Unable to create files on large XFS filesystem

We have a Linux server with a 4 TB filesystem, which is used to store subversion repositories. There are many repositories, several of which have been in use for several years.

The disk was originally about 1 TB, but we started running out of space and increased it to 4 TB about a year ago. Now, people are reporting being unable to check in files to their repos. The error message is No space left on device.

The disk has about 1,5 TB free, and also reports having free inodes - and yet, it's not possible to create a new file on it. It's still possible to update old files, and intermittently some repositories will be updated, but the same repository may fail on the next attempt.


Solution 1:

The reason for the problem

The issue turns out to be in how XFS allocates inodes. Unlike most file systems, allocation happens dynamically as new files are created. However, unless you specify otherwise, inodes are limited to 32-bit values, which means that they must fit within the first terabyte of storage on the file system. So if you completely filled that first terabyte, and then you enlarge the disk, you would still be unable to create new files, since the inodes can't be created on the new space.

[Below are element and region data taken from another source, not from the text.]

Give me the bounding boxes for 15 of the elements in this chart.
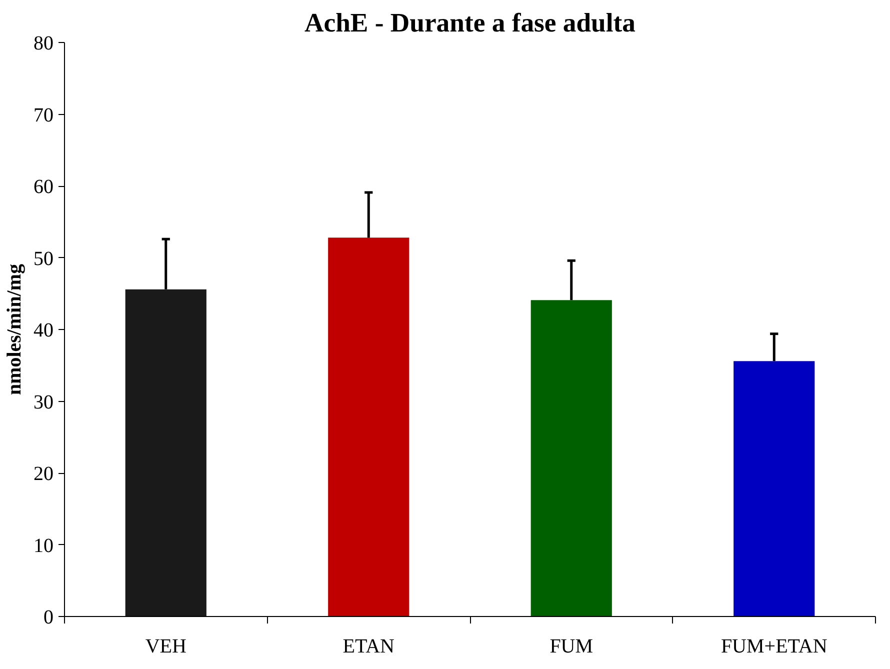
y-tick-label: 10 xyxy=(34,534,54,557)
y-tick-label: 80 xyxy=(34,32,54,54)
x-tick-label: VEH xyxy=(145,636,186,658)
y-tick-label: 40 xyxy=(34,320,54,342)
y-tick-label: 20 xyxy=(34,463,54,485)
chart-title: AchE - Durante a fase adulta xyxy=(304,8,636,38)
y-tick-label: 70 xyxy=(34,104,54,126)
y-tick-label: 60 xyxy=(34,176,54,198)
x-tick-label: ETAN xyxy=(342,636,394,658)
y-tick-label: 0 xyxy=(44,606,54,628)
y-tick-label: 30 xyxy=(34,391,54,414)
x-tick-label: FUM+ETAN xyxy=(720,636,828,658)
y-tick-label: 50 xyxy=(34,248,54,270)
x-tick-label: FUM xyxy=(550,636,594,658)
y-axis-title: nmoles/min/mg xyxy=(4,264,26,396)
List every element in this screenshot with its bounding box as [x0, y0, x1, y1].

Solution 1 - change mount options

One solution is to re-mount the file system with the mount option inode64. However some applications will behave weirdly on this (e.g. MySQL), and NFS will be very confused. So if you're not sure that your system will work with this option, you can move on to the next option.

Solution 2 - move files

The second solution is to find some of the files that are currently stored in the first terabyte, and move them to another area of the file system.

Moving by age

In our case, this was easy - the file system had been in use for years, so we could simply find the oldest files and move them away from the file system, and then move them back. This was easily done using find:

find /extra -mindepth 3 -maxdepth 3 -type d -mtime +730 -exec du -sh {} \; > /tmp/olddirs.txt

gave us a list containing the size and directory name for all directories at exactly 3 levels below the mountpoint, which were older than 2 years. We could then sort the list to find the largest directories, and use mv to move them away to another file system and back again.

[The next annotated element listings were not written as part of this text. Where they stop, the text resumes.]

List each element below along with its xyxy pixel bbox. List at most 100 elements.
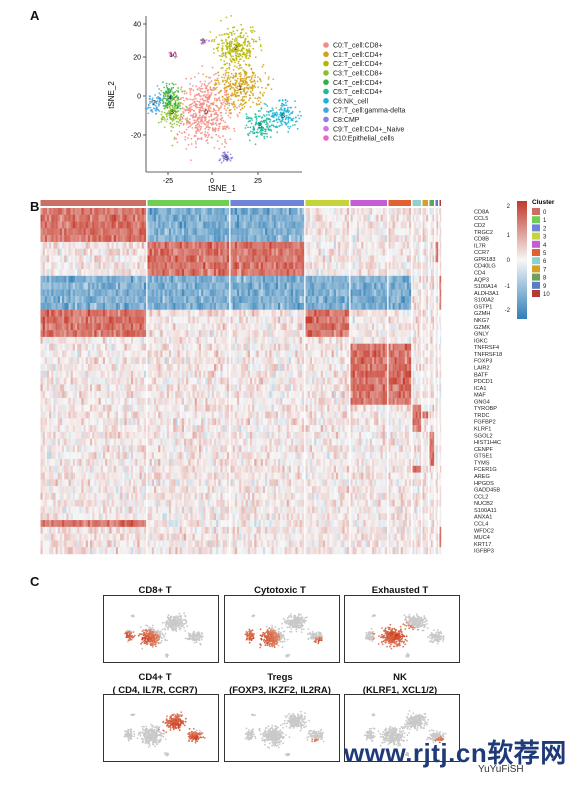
heatmap-cell <box>201 275 204 283</box>
heatmap-cell <box>90 309 93 317</box>
heatmap-cell <box>115 465 119 473</box>
heatmap-cell <box>57 228 61 236</box>
tsne-point <box>280 109 282 111</box>
heatmap-cell <box>53 323 56 331</box>
heatmap-cell <box>126 241 129 249</box>
heatmap-cell <box>53 526 56 534</box>
heatmap-cell <box>181 262 185 270</box>
heatmap-cell <box>128 248 132 256</box>
tsne-point <box>167 99 170 102</box>
heatmap-cell <box>83 214 86 222</box>
tsne-point <box>221 49 223 52</box>
heatmap-cell <box>59 506 63 514</box>
heatmap-cell <box>135 526 138 534</box>
heatmap-cell <box>143 472 147 480</box>
heatmap-cell <box>166 235 170 243</box>
heatmap-cell <box>151 269 155 277</box>
heatmap-cell <box>135 262 138 270</box>
heatmap-cell <box>42 208 45 215</box>
tsne-point <box>283 115 286 118</box>
tsne-point <box>224 87 226 89</box>
heatmap-cell <box>213 214 217 222</box>
tsne-point <box>220 67 223 70</box>
heatmap-cell <box>222 208 225 215</box>
heatmap-cell <box>83 316 86 324</box>
tsne-point <box>252 40 255 43</box>
tsne-point <box>195 103 198 106</box>
heatmap-cell <box>53 309 56 317</box>
tsne-legend-swatch <box>323 135 329 141</box>
tsne-point <box>182 103 184 105</box>
heatmap-cell <box>130 425 134 433</box>
heatmap-cell <box>40 221 43 229</box>
heatmap-cell <box>85 214 89 222</box>
heatmap-cell <box>224 221 228 229</box>
tsne-point <box>191 99 194 101</box>
heatmap-cell <box>139 241 142 249</box>
heatmap-cell <box>59 228 63 236</box>
heatmap-cell <box>79 221 82 229</box>
heatmap-cell <box>128 214 132 222</box>
heatmap-cell <box>113 241 117 249</box>
heatmap-cell <box>126 269 129 277</box>
heatmap-cell <box>224 255 228 263</box>
heatmap-cell <box>59 486 63 494</box>
tsne-point <box>193 95 196 98</box>
heatmap-cell <box>115 370 119 378</box>
heatmap-cell <box>205 282 208 290</box>
heatmap-cell <box>98 262 101 270</box>
tsne-point <box>234 79 237 81</box>
tsne-point <box>196 128 199 131</box>
tsne-point <box>221 55 224 58</box>
tsne-point <box>155 97 158 99</box>
heatmap-cell <box>77 377 80 385</box>
heatmap-cell <box>133 262 136 270</box>
heatmap-cell <box>113 364 117 372</box>
heatmap-cell <box>124 248 127 256</box>
heatmap-cell <box>77 241 80 249</box>
tsne-point <box>275 107 278 109</box>
heatmap-cell <box>115 248 119 256</box>
heatmap-cell <box>42 438 45 446</box>
tsne-point <box>248 99 250 101</box>
tsne-point <box>186 123 188 125</box>
tsne-point <box>172 91 175 94</box>
heatmap-cell <box>124 425 127 433</box>
heatmap-cell <box>62 228 65 236</box>
heatmap-cell <box>59 275 63 283</box>
heatmap-cell <box>102 282 106 290</box>
heatmap-cell <box>79 343 82 351</box>
tsne-point <box>221 154 224 157</box>
tsne-point <box>245 95 248 98</box>
tsne-point <box>278 99 281 102</box>
tsne-point <box>268 120 271 123</box>
heatmap-cell <box>96 208 99 215</box>
heatmap-cell <box>173 228 176 236</box>
tsne-point <box>238 105 241 108</box>
heatmap-cell <box>74 459 78 466</box>
heatmap-cell <box>220 275 223 283</box>
heatmap-cell <box>53 350 56 358</box>
tsne-legend-label: C1:T_cell:CD4+ <box>333 52 383 59</box>
heatmap-cell <box>68 241 71 249</box>
heatmap-cell <box>83 309 86 317</box>
heatmap-cell <box>44 377 48 385</box>
heatmap-cell <box>92 262 95 270</box>
heatmap-cell <box>107 506 110 514</box>
tsne-point <box>280 122 283 125</box>
heatmap-cell <box>111 282 114 290</box>
heatmap-cell <box>111 499 114 507</box>
tsne-point <box>281 109 284 111</box>
tsne-point <box>265 114 268 116</box>
heatmap-cell <box>70 309 73 317</box>
tsne-point <box>163 111 166 114</box>
heatmap-cell <box>209 275 213 283</box>
heatmap-cell <box>62 479 65 487</box>
heatmap-cell <box>51 479 54 487</box>
tsne-point <box>247 41 250 43</box>
heatmap-cell <box>42 330 45 338</box>
heatmap-cell <box>203 221 206 229</box>
heatmap-cell <box>130 459 134 466</box>
heatmap-cell <box>122 479 125 487</box>
heatmap-cell <box>81 214 84 222</box>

Moving by allocation group

If you can't simply go by age, e.g. when a lot of files were created at the same time, you can still find the right files to move, but it takes a bit more time.

XFS has allocation groups (aka AGs), starting with 0. You could check the block size and number of blocks of each AG to figure out which groups are on the first terabyte, using xfs_info /path/to/mountpoint. Or you can just check the first few AGs to see which ones are full, and then clear those.

  1. Checking the free space in the first four AGs:
for ag in `seq 0 1 5`; do echo freespace in AG $ag; xfs_db -r -c "freesp -s -a $ag" /dev/CACHE/CACHE ; grep "total free"; done

If the total free space in any group is less than 40, you won't be able to create new files in it.

  1. Find files in that AG

This requres checking the metadata for each file on the filesystem. It will take a long time... Here's a suggestion:

   find /extra -mindepth 3 -type f -exec xfs_bmap -v {} \; > /tmp/agfilelist.txt

You can then grep for " 0 " (that's a space, a zero and another space) to find all files on AG 0, grep for " 1 " to find the ones on AG 1, etc... Start with AG 0, move the largest files away (using mv, not cp!) and then back again. Repeat until you have a fair amount of space free.

Outcome

Once we'd moved enough files away from /extra and then back again, there was lots of space in AG 0 and it was once again possible to create new files.